She took a worn copy of Tennyson from the table, and began rapidly turning the leaves.
"I learned the whole thing yesterday," said Betty. "I can say every word of part first."
"It's easy," remarked Kitty. "I know part of it, although I'm not in the class. I learned it from hearing Allison read it:
"'Four gray walls and four gray towers
Overlook a space of flowers.
And the silent isle embowers
The Lady of Shalott.'
Isn't that right?"
"Yes, but that isn't Monday's lesson. It's part second we have to learn."
"Let's all learn it," proposed Katie. "It's so pretty and jingles along so easily I'd like to know it, too. You line it out, Allison, as Frazer does the hymns at the coloured baptizings, and we'll run a race and see who can repeat it first."
"There she weaves by night and day," read Allison, and then the five voices gabbled it all together, "There she weaves by night and day."

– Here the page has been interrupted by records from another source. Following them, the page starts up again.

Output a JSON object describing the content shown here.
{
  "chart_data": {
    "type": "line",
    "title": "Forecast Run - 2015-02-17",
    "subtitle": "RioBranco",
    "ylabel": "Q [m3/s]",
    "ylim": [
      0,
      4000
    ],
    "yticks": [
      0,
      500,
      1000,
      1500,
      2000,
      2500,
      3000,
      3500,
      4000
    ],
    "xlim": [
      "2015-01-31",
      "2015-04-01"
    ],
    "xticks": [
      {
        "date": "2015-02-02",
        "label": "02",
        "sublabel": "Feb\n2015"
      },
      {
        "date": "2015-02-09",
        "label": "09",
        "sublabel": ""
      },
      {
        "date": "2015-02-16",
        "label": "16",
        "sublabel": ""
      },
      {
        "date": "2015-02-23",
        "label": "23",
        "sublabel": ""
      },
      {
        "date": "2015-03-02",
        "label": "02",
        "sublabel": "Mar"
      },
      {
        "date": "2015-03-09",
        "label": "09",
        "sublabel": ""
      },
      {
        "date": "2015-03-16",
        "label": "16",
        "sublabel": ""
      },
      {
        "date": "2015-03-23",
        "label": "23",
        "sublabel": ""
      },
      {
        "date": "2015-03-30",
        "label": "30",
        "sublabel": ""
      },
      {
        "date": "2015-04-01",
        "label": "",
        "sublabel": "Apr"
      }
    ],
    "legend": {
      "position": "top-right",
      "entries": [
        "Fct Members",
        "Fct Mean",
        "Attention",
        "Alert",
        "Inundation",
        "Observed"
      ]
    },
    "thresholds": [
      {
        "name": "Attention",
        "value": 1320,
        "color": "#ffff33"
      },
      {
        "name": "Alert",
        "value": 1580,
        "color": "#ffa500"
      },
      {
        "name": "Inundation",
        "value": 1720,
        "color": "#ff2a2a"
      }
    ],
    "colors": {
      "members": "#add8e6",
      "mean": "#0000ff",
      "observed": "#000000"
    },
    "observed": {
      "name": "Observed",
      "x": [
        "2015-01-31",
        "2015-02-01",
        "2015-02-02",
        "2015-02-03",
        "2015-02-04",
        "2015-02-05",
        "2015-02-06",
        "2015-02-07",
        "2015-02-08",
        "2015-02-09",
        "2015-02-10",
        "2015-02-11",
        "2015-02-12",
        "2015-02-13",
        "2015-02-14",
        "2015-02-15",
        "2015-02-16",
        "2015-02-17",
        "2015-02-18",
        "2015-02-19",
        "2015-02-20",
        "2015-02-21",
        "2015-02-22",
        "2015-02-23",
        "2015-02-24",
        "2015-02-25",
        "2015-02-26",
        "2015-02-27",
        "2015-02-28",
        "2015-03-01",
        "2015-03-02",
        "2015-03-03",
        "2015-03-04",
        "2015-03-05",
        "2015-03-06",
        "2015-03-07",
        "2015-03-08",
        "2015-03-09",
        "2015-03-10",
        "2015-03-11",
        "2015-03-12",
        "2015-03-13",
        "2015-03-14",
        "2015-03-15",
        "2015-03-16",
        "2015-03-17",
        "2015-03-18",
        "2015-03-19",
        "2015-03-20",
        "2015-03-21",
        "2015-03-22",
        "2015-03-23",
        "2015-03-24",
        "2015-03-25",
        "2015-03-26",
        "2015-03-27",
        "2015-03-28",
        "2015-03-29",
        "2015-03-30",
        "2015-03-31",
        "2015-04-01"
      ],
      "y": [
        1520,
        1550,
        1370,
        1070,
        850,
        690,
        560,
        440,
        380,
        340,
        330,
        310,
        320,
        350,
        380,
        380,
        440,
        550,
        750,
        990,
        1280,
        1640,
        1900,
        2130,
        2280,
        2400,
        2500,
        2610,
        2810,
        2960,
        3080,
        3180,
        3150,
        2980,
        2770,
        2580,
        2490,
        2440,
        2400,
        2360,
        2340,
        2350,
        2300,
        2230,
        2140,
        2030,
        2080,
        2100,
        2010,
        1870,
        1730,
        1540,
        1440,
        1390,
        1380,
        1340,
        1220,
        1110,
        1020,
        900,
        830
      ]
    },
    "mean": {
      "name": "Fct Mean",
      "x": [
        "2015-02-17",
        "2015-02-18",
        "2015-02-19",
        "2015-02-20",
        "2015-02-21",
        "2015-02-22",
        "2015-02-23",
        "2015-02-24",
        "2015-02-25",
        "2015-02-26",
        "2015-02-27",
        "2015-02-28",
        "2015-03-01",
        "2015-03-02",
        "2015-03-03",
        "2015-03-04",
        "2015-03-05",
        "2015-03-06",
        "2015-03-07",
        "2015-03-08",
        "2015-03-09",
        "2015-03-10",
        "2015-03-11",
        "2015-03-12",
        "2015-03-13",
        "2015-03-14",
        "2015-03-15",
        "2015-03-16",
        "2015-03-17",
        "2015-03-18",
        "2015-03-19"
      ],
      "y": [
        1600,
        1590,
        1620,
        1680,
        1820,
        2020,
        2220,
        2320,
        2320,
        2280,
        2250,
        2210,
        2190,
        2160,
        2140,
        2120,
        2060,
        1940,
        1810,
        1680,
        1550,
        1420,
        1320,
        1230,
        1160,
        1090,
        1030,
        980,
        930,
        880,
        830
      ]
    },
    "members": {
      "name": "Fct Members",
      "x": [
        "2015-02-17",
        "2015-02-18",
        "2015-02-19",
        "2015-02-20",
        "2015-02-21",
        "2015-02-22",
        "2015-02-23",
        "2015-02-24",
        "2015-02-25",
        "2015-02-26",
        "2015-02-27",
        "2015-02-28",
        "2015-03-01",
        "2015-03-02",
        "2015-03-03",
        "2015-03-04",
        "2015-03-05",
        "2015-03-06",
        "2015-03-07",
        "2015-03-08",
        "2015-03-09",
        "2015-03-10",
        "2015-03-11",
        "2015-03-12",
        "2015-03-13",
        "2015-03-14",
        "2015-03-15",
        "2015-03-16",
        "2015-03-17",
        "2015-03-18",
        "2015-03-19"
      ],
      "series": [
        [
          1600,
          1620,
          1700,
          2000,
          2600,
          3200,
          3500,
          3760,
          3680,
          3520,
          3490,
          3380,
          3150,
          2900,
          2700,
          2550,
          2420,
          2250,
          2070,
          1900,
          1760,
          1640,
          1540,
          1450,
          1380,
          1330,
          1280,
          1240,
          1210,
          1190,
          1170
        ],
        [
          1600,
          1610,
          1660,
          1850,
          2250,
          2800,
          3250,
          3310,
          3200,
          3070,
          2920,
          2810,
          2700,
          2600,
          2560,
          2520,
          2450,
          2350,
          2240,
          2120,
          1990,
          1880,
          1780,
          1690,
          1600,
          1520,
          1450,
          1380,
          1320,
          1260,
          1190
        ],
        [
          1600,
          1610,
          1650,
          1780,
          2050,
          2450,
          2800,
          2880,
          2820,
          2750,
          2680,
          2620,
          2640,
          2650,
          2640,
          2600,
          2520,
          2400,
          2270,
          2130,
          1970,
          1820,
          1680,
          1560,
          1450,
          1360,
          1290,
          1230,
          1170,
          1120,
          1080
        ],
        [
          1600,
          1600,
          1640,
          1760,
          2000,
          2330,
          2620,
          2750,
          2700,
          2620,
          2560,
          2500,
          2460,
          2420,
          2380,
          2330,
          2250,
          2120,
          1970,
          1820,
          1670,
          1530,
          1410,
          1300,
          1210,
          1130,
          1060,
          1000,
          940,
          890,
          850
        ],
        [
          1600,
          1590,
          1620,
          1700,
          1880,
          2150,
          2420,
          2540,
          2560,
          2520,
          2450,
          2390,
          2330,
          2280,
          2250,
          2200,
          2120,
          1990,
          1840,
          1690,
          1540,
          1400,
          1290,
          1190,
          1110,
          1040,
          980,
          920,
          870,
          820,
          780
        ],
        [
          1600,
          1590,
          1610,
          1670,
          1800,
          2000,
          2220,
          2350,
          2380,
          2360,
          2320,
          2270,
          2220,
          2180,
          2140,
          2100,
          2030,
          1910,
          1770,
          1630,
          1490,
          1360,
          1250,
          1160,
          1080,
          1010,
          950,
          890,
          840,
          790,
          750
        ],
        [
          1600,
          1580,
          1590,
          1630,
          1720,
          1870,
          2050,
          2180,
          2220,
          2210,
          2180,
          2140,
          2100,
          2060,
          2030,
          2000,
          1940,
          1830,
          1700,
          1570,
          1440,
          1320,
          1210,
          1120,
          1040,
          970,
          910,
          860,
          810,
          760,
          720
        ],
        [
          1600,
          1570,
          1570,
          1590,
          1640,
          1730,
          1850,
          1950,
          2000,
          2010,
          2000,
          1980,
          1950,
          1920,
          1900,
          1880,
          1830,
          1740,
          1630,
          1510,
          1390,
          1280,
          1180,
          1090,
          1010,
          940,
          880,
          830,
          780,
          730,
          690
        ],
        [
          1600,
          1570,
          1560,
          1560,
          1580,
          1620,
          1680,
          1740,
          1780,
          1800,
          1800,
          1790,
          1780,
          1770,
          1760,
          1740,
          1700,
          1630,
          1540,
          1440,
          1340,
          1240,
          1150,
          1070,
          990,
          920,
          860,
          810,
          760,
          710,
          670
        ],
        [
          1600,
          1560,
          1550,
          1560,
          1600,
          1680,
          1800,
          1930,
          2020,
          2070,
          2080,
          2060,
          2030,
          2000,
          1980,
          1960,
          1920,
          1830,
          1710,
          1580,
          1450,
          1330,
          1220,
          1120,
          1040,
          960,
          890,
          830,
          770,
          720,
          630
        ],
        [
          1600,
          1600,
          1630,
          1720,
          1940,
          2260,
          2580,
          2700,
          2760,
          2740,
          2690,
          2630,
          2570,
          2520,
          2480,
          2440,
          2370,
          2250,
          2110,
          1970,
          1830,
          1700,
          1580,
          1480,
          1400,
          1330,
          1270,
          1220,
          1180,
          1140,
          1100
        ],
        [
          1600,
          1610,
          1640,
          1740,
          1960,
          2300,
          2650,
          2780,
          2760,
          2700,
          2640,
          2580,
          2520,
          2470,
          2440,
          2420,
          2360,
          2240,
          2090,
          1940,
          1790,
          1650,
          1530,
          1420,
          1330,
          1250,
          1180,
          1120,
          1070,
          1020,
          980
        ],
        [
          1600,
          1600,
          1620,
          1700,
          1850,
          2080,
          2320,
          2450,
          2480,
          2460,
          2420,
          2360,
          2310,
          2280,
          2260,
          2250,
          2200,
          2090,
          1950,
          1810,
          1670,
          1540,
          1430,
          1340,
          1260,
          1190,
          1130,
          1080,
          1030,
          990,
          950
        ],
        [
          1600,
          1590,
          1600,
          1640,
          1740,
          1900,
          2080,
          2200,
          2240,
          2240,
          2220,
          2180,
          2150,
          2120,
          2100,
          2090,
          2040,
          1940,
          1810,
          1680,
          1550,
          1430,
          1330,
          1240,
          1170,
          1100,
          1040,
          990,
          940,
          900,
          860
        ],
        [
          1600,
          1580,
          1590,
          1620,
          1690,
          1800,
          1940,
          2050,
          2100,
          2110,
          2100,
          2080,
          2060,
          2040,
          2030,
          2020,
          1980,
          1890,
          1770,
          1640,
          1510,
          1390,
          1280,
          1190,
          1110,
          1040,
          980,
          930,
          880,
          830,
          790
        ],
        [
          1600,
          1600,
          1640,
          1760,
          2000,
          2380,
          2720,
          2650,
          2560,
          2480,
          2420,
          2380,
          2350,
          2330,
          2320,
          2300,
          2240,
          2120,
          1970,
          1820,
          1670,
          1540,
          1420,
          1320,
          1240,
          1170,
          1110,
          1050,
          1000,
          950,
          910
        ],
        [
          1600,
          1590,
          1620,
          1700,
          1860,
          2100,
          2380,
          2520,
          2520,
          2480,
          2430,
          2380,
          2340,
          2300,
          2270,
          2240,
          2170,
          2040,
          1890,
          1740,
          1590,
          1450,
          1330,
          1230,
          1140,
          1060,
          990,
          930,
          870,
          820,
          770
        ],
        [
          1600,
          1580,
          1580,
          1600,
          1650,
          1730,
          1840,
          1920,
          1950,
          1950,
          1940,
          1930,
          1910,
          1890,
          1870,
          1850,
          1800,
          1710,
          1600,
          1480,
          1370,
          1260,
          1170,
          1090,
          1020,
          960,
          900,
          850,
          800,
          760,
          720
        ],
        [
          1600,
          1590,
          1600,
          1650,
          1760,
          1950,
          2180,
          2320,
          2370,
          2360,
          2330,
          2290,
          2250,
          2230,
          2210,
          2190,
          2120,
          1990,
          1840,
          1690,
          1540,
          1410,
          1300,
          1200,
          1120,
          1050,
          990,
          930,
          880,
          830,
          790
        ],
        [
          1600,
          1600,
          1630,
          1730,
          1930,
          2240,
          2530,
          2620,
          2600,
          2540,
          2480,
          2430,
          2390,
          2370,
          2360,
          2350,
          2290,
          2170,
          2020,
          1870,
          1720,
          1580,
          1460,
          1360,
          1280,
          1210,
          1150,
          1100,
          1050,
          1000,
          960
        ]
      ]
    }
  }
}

The concert recitation went on for some time, and presently the lines of the familiar old poem began weaving themselves into the story Mrs. Walton was thinking about. The red gold of the afterglow had not entirely faded from the sky when she left her seat by the window and went into the next room. The five girls on the hearth-rug were still chanting the lesson over and over.
"Come hear us say it, mother," called Kitty, drawing up a chair for her. "Betty learned it first."